Start by meditating for a short amount of time each day, around five to 10 minutes, and then increase the time as you are able to stay focused. If you need to ease into it, you can start by meditating three days a week and then working up to every day. Rather than seeing meditation as another chore you must complete, try to turn it into a rewarding experience. You can burn candles in a pleasing scent, put on some of your favorite chants or change into comfy clothes for your meditation. You’ll start looking forward to it before you know it.
Other Ways to Lower Your Stress
Meditation isn’t the only way to lower your stress and address your tummy troubles. Here are some other tips to lower your stress levels:
- Get outside of your house and spend some time in nature. Walking and hiking are easy, low-impact activities to do outside.
- Exercise regularly, at least three times a week. This will encourage the release of stress-reducing hormones.
- Spend time with friends and family who make you feel better (not the people who stress you out). In-person is better, but virtual is also good!
- Take time for yourself outside of work and family obligations. Try to spend it on replenishing activities and not more chores.
- Pursue hobbies purely for enjoyment, not because you’re trying to master them or make money from them.
- Reduce your caffeine intake. Caffeine increases your body’s production of cortisol, which contributes to the physical stress response.
- Laughter relaxes you both physically and mentally, so put on your favorite comedy routines and get chuckling.
Other Ways to Address IBS
If you have IBS, simply meditating won’t be enough to manage your symptoms on their own. Because the symptoms have a physiological cause, they also need a physiological solution. For many people, identifying their IBS trigger foods and reducing or eliminating those foods from their diet goes a long way towards helping to reduce their symptoms. This is why most doctors recommend that people with IBS try a low-FODMAP diet for a minimum of eight weeks. This IBS meal plan removes a large selection of foods that are known to trigger IBS symptoms. The diet can also be helpful for those with IBD or other digestive disorders.

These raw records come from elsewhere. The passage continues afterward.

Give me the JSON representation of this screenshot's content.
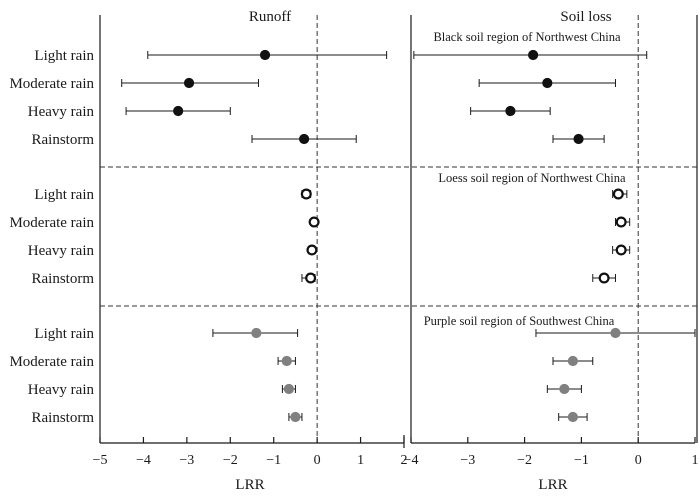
{
  "chart_data": {
    "type": "scatter",
    "style": "forest-plot",
    "xlabel": "LRR",
    "categories": [
      "Light rain",
      "Moderate rain",
      "Heavy rain",
      "Rainstorm"
    ],
    "panels": [
      {
        "title": "Runoff",
        "xlim": [
          -5,
          2
        ],
        "ticks": [
          -5,
          -4,
          -3,
          -2,
          -1,
          0,
          1,
          2
        ],
        "tick_labels": [
          "−5",
          "−4",
          "−3",
          "−2",
          "−1",
          "0",
          "1",
          "2"
        ]
      },
      {
        "title": "Soil loss",
        "xlim": [
          -4,
          1
        ],
        "ticks": [
          -4,
          -3,
          -2,
          -1,
          0,
          1
        ],
        "tick_labels": [
          "−4",
          "−3",
          "−2",
          "−1",
          "0",
          "1"
        ]
      }
    ],
    "groups": [
      {
        "name": "Black soil region of Northwest China",
        "marker": "filled-black",
        "runoff": [
          {
            "mean": -1.2,
            "low": -3.9,
            "high": 1.6
          },
          {
            "mean": -2.95,
            "low": -4.5,
            "high": -1.35
          },
          {
            "mean": -3.2,
            "low": -4.4,
            "high": -2.0
          },
          {
            "mean": -0.3,
            "low": -1.5,
            "high": 0.9
          }
        ],
        "soil_loss": [
          {
            "mean": -1.85,
            "low": -3.95,
            "high": 0.15
          },
          {
            "mean": -1.6,
            "low": -2.8,
            "high": -0.4
          },
          {
            "mean": -2.25,
            "low": -2.95,
            "high": -1.55
          },
          {
            "mean": -1.05,
            "low": -1.5,
            "high": -0.6
          }
        ]
      },
      {
        "name": "Loess soil region of Northwest China",
        "marker": "open-circle",
        "runoff": [
          {
            "mean": -0.25,
            "low": -0.35,
            "high": -0.15
          },
          {
            "mean": -0.07,
            "low": -0.12,
            "high": -0.02
          },
          {
            "mean": -0.12,
            "low": -0.2,
            "high": -0.05
          },
          {
            "mean": -0.15,
            "low": -0.35,
            "high": -0.05
          }
        ],
        "soil_loss": [
          {
            "mean": -0.35,
            "low": -0.45,
            "high": -0.2
          },
          {
            "mean": -0.3,
            "low": -0.4,
            "high": -0.15
          },
          {
            "mean": -0.3,
            "low": -0.45,
            "high": -0.15
          },
          {
            "mean": -0.6,
            "low": -0.8,
            "high": -0.4
          }
        ]
      },
      {
        "name": "Purple soil region of Southwest China",
        "marker": "filled-gray",
        "runoff": [
          {
            "mean": -1.4,
            "low": -2.4,
            "high": -0.45
          },
          {
            "mean": -0.7,
            "low": -0.9,
            "high": -0.5
          },
          {
            "mean": -0.65,
            "low": -0.8,
            "high": -0.5
          },
          {
            "mean": -0.5,
            "low": -0.65,
            "high": -0.35
          }
        ],
        "soil_loss": [
          {
            "mean": -0.4,
            "low": -1.8,
            "high": 1.0
          },
          {
            "mean": -1.15,
            "low": -1.5,
            "high": -0.8
          },
          {
            "mean": -1.3,
            "low": -1.6,
            "high": -1.0
          },
          {
            "mean": -1.15,
            "low": -1.4,
            "high": -0.9
          }
        ]
      }
    ],
    "colors": {
      "axis": "#1a1a1a",
      "filled_black": "#111111",
      "filled_gray": "#808080",
      "open_fill": "#ffffff",
      "dash": "#333333"
    }
  }
}
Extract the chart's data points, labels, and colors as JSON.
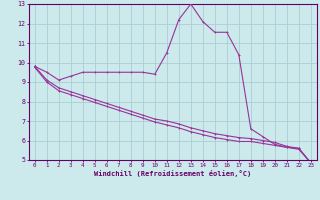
{
  "xlabel": "Windchill (Refroidissement éolien,°C)",
  "bg_color": "#cce9ec",
  "line_color": "#993399",
  "grid_color": "#aacdd4",
  "axis_color": "#660066",
  "text_color": "#660066",
  "xlim": [
    -0.5,
    23.5
  ],
  "ylim": [
    5,
    13
  ],
  "xticks": [
    0,
    1,
    2,
    3,
    4,
    5,
    6,
    7,
    8,
    9,
    10,
    11,
    12,
    13,
    14,
    15,
    16,
    17,
    18,
    19,
    20,
    21,
    22,
    23
  ],
  "yticks": [
    5,
    6,
    7,
    8,
    9,
    10,
    11,
    12,
    13
  ],
  "line1_x": [
    0,
    1,
    2,
    3,
    4,
    5,
    6,
    7,
    8,
    9,
    10,
    11,
    12,
    13,
    14,
    15,
    16,
    17,
    18,
    19,
    20,
    21,
    22,
    23
  ],
  "line1_y": [
    9.8,
    9.5,
    9.1,
    9.3,
    9.5,
    9.5,
    9.5,
    9.5,
    9.5,
    9.5,
    9.4,
    10.5,
    12.2,
    13.0,
    12.1,
    11.55,
    11.55,
    10.4,
    6.6,
    6.2,
    5.8,
    5.65,
    5.6,
    4.85
  ],
  "line2_x": [
    0,
    1,
    2,
    3,
    4,
    5,
    6,
    7,
    8,
    9,
    10,
    11,
    12,
    13,
    14,
    15,
    16,
    17,
    18,
    19,
    20,
    21,
    22,
    23
  ],
  "line2_y": [
    9.8,
    9.1,
    8.7,
    8.5,
    8.3,
    8.1,
    7.9,
    7.7,
    7.5,
    7.3,
    7.1,
    7.0,
    6.85,
    6.65,
    6.5,
    6.35,
    6.25,
    6.15,
    6.1,
    6.0,
    5.9,
    5.7,
    5.6,
    4.85
  ],
  "line3_x": [
    0,
    1,
    2,
    3,
    4,
    5,
    6,
    7,
    8,
    9,
    10,
    11,
    12,
    13,
    14,
    15,
    16,
    17,
    18,
    19,
    20,
    21,
    22,
    23
  ],
  "line3_y": [
    9.75,
    9.0,
    8.55,
    8.35,
    8.15,
    7.95,
    7.75,
    7.55,
    7.35,
    7.15,
    6.95,
    6.8,
    6.65,
    6.45,
    6.3,
    6.15,
    6.05,
    5.95,
    5.95,
    5.85,
    5.75,
    5.65,
    5.55,
    4.85
  ]
}
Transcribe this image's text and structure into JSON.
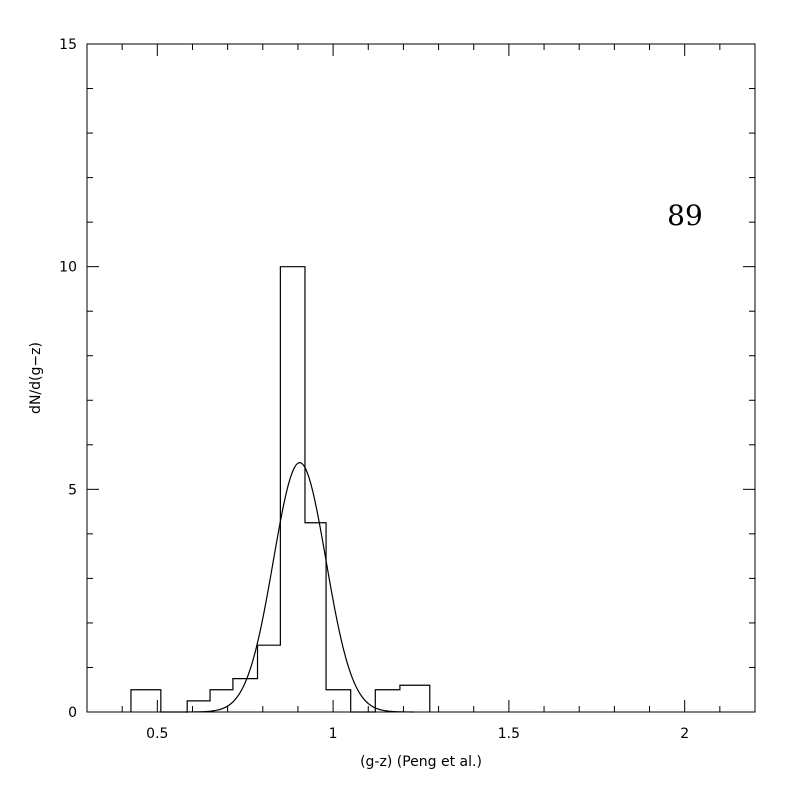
{
  "chart_data": {
    "type": "histogram",
    "xlabel": "(g-z) (Peng et al.)",
    "ylabel": "dN/d(g−z)",
    "annotation": "89",
    "xlim": [
      0.3,
      2.2
    ],
    "ylim": [
      0,
      15
    ],
    "xticks_major": [
      0.5,
      1,
      1.5,
      2
    ],
    "xtick_labels": [
      "0.5",
      "1",
      "1.5",
      "2"
    ],
    "yticks_major": [
      0,
      5,
      10,
      15
    ],
    "ytick_labels": [
      "0",
      "5",
      "10",
      "15"
    ],
    "bins": [
      {
        "x0": 0.425,
        "x1": 0.51,
        "y": 0.5
      },
      {
        "x0": 0.51,
        "x1": 0.585,
        "y": 0
      },
      {
        "x0": 0.585,
        "x1": 0.65,
        "y": 0.25
      },
      {
        "x0": 0.65,
        "x1": 0.715,
        "y": 0.5
      },
      {
        "x0": 0.715,
        "x1": 0.785,
        "y": 0.75
      },
      {
        "x0": 0.785,
        "x1": 0.85,
        "y": 1.5
      },
      {
        "x0": 0.85,
        "x1": 0.92,
        "y": 10
      },
      {
        "x0": 0.92,
        "x1": 0.98,
        "y": 4.25
      },
      {
        "x0": 0.98,
        "x1": 1.05,
        "y": 0.5
      },
      {
        "x0": 1.05,
        "x1": 1.12,
        "y": 0
      },
      {
        "x0": 1.12,
        "x1": 1.19,
        "y": 0.5
      },
      {
        "x0": 1.19,
        "x1": 1.275,
        "y": 0.6
      }
    ],
    "gaussian_fit": {
      "amplitude": 5.6,
      "mean": 0.905,
      "sigma": 0.075
    }
  }
}
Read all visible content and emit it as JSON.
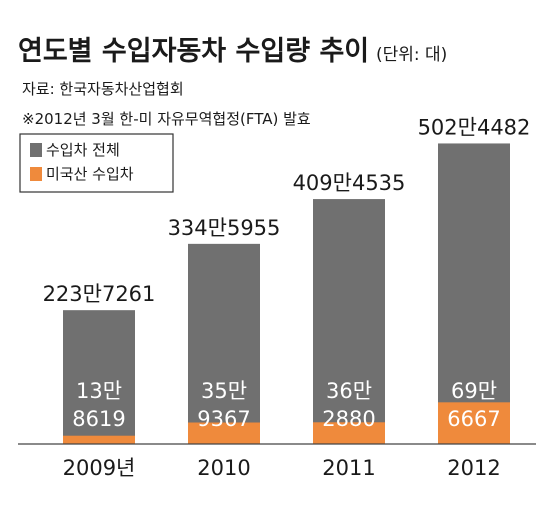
{
  "chart_data": {
    "type": "bar",
    "title": "연도별 수입자동차 수입량 추이",
    "unit": "(단위: 대)",
    "source": "자료: 한국자동차산업협회",
    "note": "※2012년 3월 한-미 자유무역협정(FTA) 발효",
    "categories": [
      "2009년",
      "2010",
      "2011",
      "2012"
    ],
    "ylim": [
      0,
      5500000
    ],
    "legend_position": "top-left",
    "series": [
      {
        "name": "수입차 전체",
        "color": "#707070",
        "values": [
          2237261,
          3345955,
          4094535,
          5024482
        ],
        "labels": [
          "223만7261",
          "334만5955",
          "409만4535",
          "502만4482"
        ]
      },
      {
        "name": "미국산 수입차",
        "color": "#ef8a3c",
        "values": [
          138619,
          359367,
          362880,
          696667
        ],
        "labels": [
          [
            "13만",
            "8619"
          ],
          [
            "35만",
            "9367"
          ],
          [
            "36만",
            "2880"
          ],
          [
            "69만",
            "6667"
          ]
        ]
      }
    ]
  }
}
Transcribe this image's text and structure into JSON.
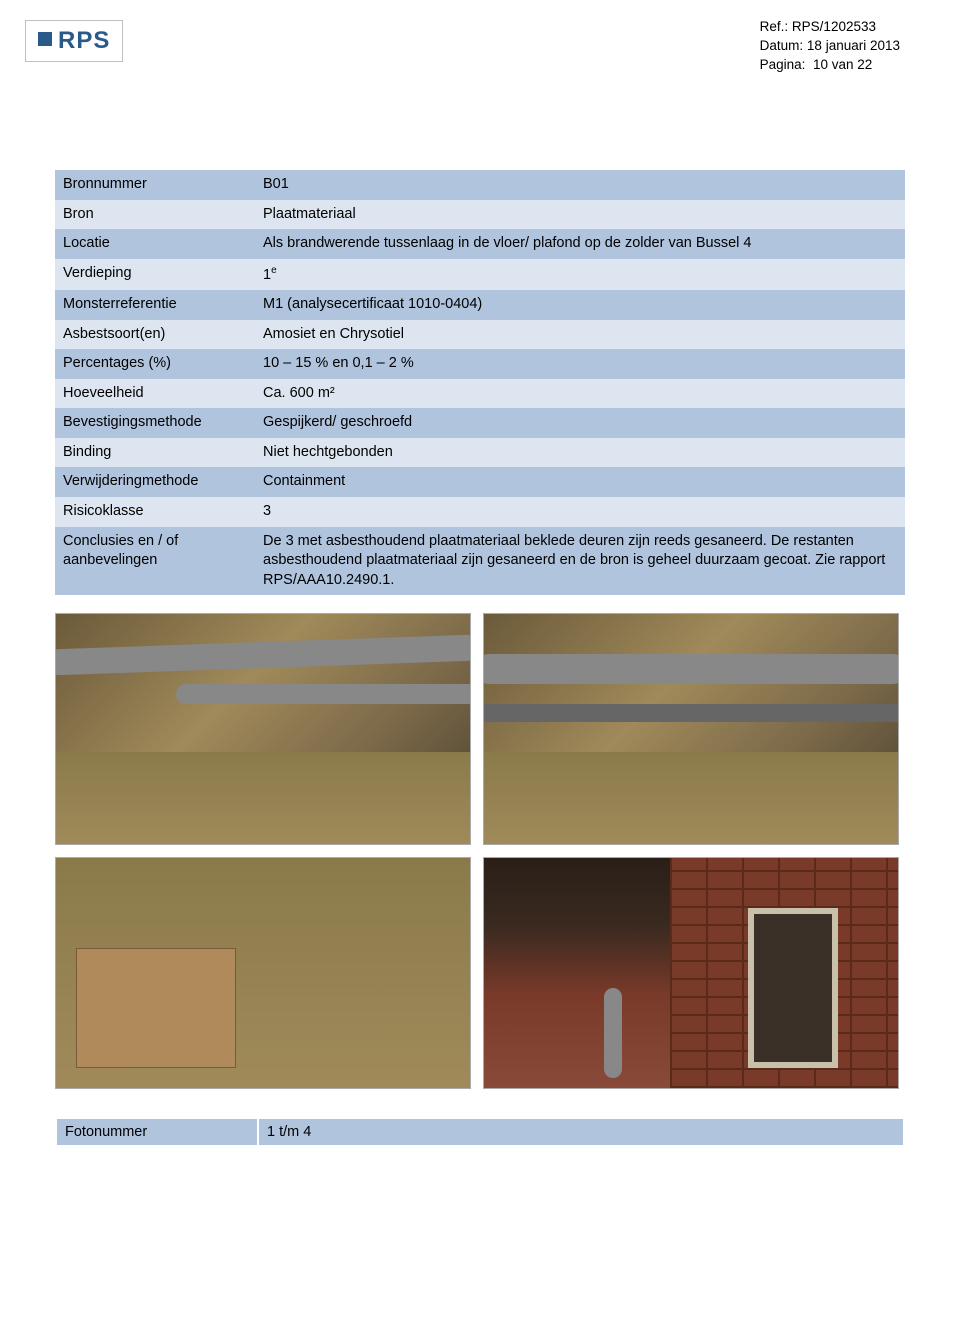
{
  "header": {
    "ref_label": "Ref.:",
    "ref_value": "RPS/1202533",
    "date_label": "Datum:",
    "date_value": "18 januari 2013",
    "page_label": "Pagina:",
    "page_value": "10 van 22",
    "logo_text": "RPS"
  },
  "rows": [
    {
      "label": "Bronnummer",
      "value": "B01"
    },
    {
      "label": "Bron",
      "value": "Plaatmateriaal"
    },
    {
      "label": "Locatie",
      "value": "Als brandwerende tussenlaag in de vloer/ plafond op de zolder van Bussel 4"
    },
    {
      "label": "Verdieping",
      "value": "1",
      "sup": "e"
    },
    {
      "label": "Monsterreferentie",
      "value": "M1 (analysecertificaat 1010-0404)"
    },
    {
      "label": "Asbestsoort(en)",
      "value": "Amosiet en Chrysotiel"
    },
    {
      "label": "Percentages (%)",
      "value": "10 – 15 % en 0,1 – 2 %"
    },
    {
      "label": "Hoeveelheid",
      "value": "Ca. 600 m²"
    },
    {
      "label": "Bevestigingsmethode",
      "value": "Gespijkerd/ geschroefd"
    },
    {
      "label": "Binding",
      "value": "Niet hechtgebonden"
    },
    {
      "label": "Verwijderingmethode",
      "value": "Containment"
    },
    {
      "label": "Risicoklasse",
      "value": "3"
    },
    {
      "label": "Conclusies en / of aanbevelingen",
      "value": "De 3 met asbesthoudend plaatmateriaal beklede deuren zijn reeds gesaneerd. De restanten asbesthoudend plaatmateriaal zijn gesaneerd en de bron is geheel duurzaam gecoat. Zie rapport RPS/AAA10.2490.1."
    }
  ],
  "footer": {
    "label": "Fotonummer",
    "value": "1 t/m 4"
  },
  "colors": {
    "row_odd": "#b0c4de",
    "row_even": "#dde6f0",
    "logo_blue": "#2a5a8a"
  }
}
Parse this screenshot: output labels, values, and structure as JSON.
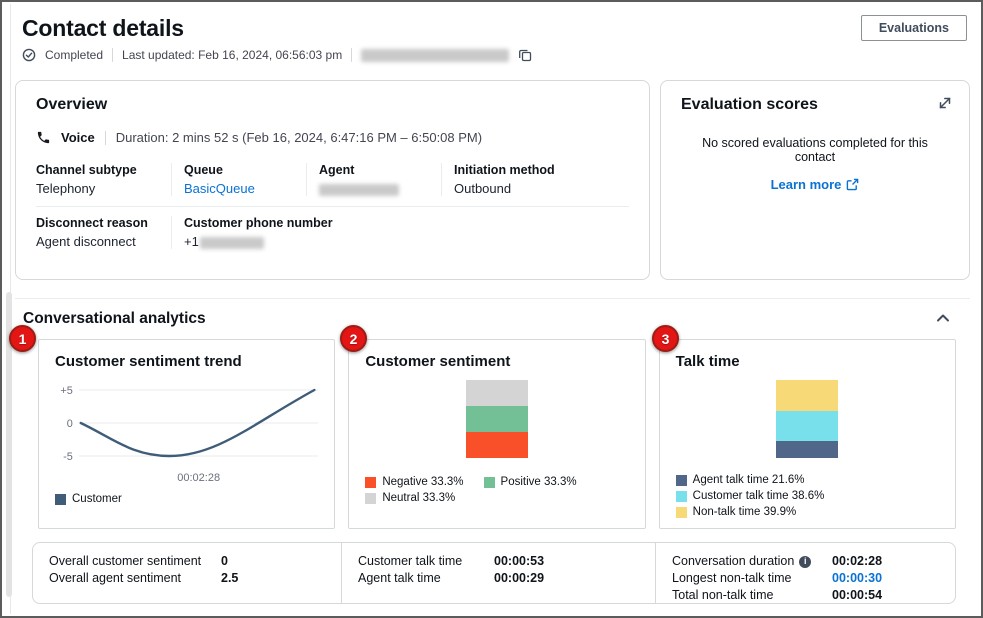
{
  "page": {
    "title": "Contact details"
  },
  "header": {
    "status": "Completed",
    "last_updated": "Last updated: Feb 16, 2024, 06:56:03 pm",
    "contact_id_redacted": true,
    "evaluations_button": "Evaluations"
  },
  "overview": {
    "title": "Overview",
    "channel_label": "Voice",
    "duration": "Duration: 2 mins 52 s (Feb 16, 2024, 6:47:16 PM – 6:50:08 PM)",
    "fields_row1": [
      {
        "label": "Channel subtype",
        "value": "Telephony",
        "type": "text"
      },
      {
        "label": "Queue",
        "value": "BasicQueue",
        "type": "link"
      },
      {
        "label": "Agent",
        "value": "",
        "type": "redacted"
      },
      {
        "label": "Initiation method",
        "value": "Outbound",
        "type": "text"
      }
    ],
    "fields_row2": [
      {
        "label": "Disconnect reason",
        "value": "Agent disconnect",
        "type": "text"
      },
      {
        "label": "Customer phone number",
        "value": "+1",
        "type": "prefix-redacted"
      }
    ]
  },
  "evaluation": {
    "title": "Evaluation scores",
    "empty_message": "No scored evaluations completed for this contact",
    "learn_more": "Learn more"
  },
  "analytics": {
    "title": "Conversational analytics",
    "badges": [
      "1",
      "2",
      "3"
    ]
  },
  "chart_data": [
    {
      "type": "line",
      "title": "Customer sentiment trend",
      "series": [
        {
          "name": "Customer",
          "color": "#3f5c78",
          "points": [
            {
              "t": 0.0,
              "v": 0
            },
            {
              "t": 0.38,
              "v": -5
            },
            {
              "t": 1.0,
              "v": 5
            }
          ]
        }
      ],
      "ylim": [
        -5,
        5
      ],
      "yticks": [
        {
          "label": "+5",
          "v": 5
        },
        {
          "label": "0",
          "v": 0
        },
        {
          "label": "-5",
          "v": -5
        }
      ],
      "xtick": "00:02:28",
      "grid": true,
      "legend_position": "bottom-left"
    },
    {
      "type": "stacked-bar",
      "title": "Customer sentiment",
      "stack_order": "bottom-up",
      "segments": [
        {
          "name": "Negative",
          "pct": 33.3,
          "color": "#fa5029"
        },
        {
          "name": "Positive",
          "pct": 33.3,
          "color": "#73bf96"
        },
        {
          "name": "Neutral",
          "pct": 33.3,
          "color": "#d4d4d4"
        }
      ]
    },
    {
      "type": "stacked-bar",
      "title": "Talk time",
      "stack_order": "bottom-up",
      "segments": [
        {
          "name": "Agent talk time",
          "pct": 21.6,
          "color": "#51678a"
        },
        {
          "name": "Customer talk time",
          "pct": 38.6,
          "color": "#77e0ea"
        },
        {
          "name": "Non-talk time",
          "pct": 39.9,
          "color": "#f8d977"
        }
      ]
    }
  ],
  "summary": {
    "columns": [
      {
        "rows": [
          {
            "label": "Overall customer sentiment",
            "value": "0"
          },
          {
            "label": "Overall agent sentiment",
            "value": "2.5"
          }
        ]
      },
      {
        "rows": [
          {
            "label": "Customer talk time",
            "value": "00:00:53"
          },
          {
            "label": "Agent talk time",
            "value": "00:00:29"
          }
        ]
      },
      {
        "rows": [
          {
            "label": "Conversation duration",
            "value": "00:02:28",
            "info_icon": true
          },
          {
            "label": "Longest non-talk time",
            "value": "00:00:30",
            "link": true
          },
          {
            "label": "Total non-talk time",
            "value": "00:00:54"
          }
        ]
      }
    ]
  },
  "colors": {
    "link": "#0972d3",
    "badge": "#e31515",
    "trend_line": "#3f5c78"
  },
  "icons": {
    "status": "check-circle-icon",
    "copy": "copy-icon",
    "voice": "phone-icon",
    "expand": "expand-diagonal-icon",
    "external": "external-link-icon",
    "collapse": "chevron-up-icon",
    "info": "info-icon"
  }
}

By removing potential trigger foods for several months, your body has time to recover and reduce inflammation. Once you start feeling better, you can start adding foods back in one at a time, tracking your progress and making notes on which items cause your symptoms to flare up again. In most cases, you will find only a small number of foods that you are personally sensitive to, and can continue eating the rest in moderation.
Because the initial list of high-FODMAP items to eliminate is so long, many people find it daunting to get started on a low-FODMAP diet, especially if they’re not used to meal planning and prepping. That’s where a low-FODMAP meal delivery service can come into play. These services deliver low-FODMAP compliant meals straight to your door, and all you have to do is reheat them and eat them. Going low-FODMAP is now even easier than learning to meditate!
Meditation can be an excellent addition to your toolbox of IBS management strategies, but it probably won’t cure all your symptoms on its own. Consider practicing meditation in conjunction with completing a low-FODMAP elimination diet and other stress reduction tips for a holistic approach. We hope this answered your questions about whether or not meditation can help with IBS!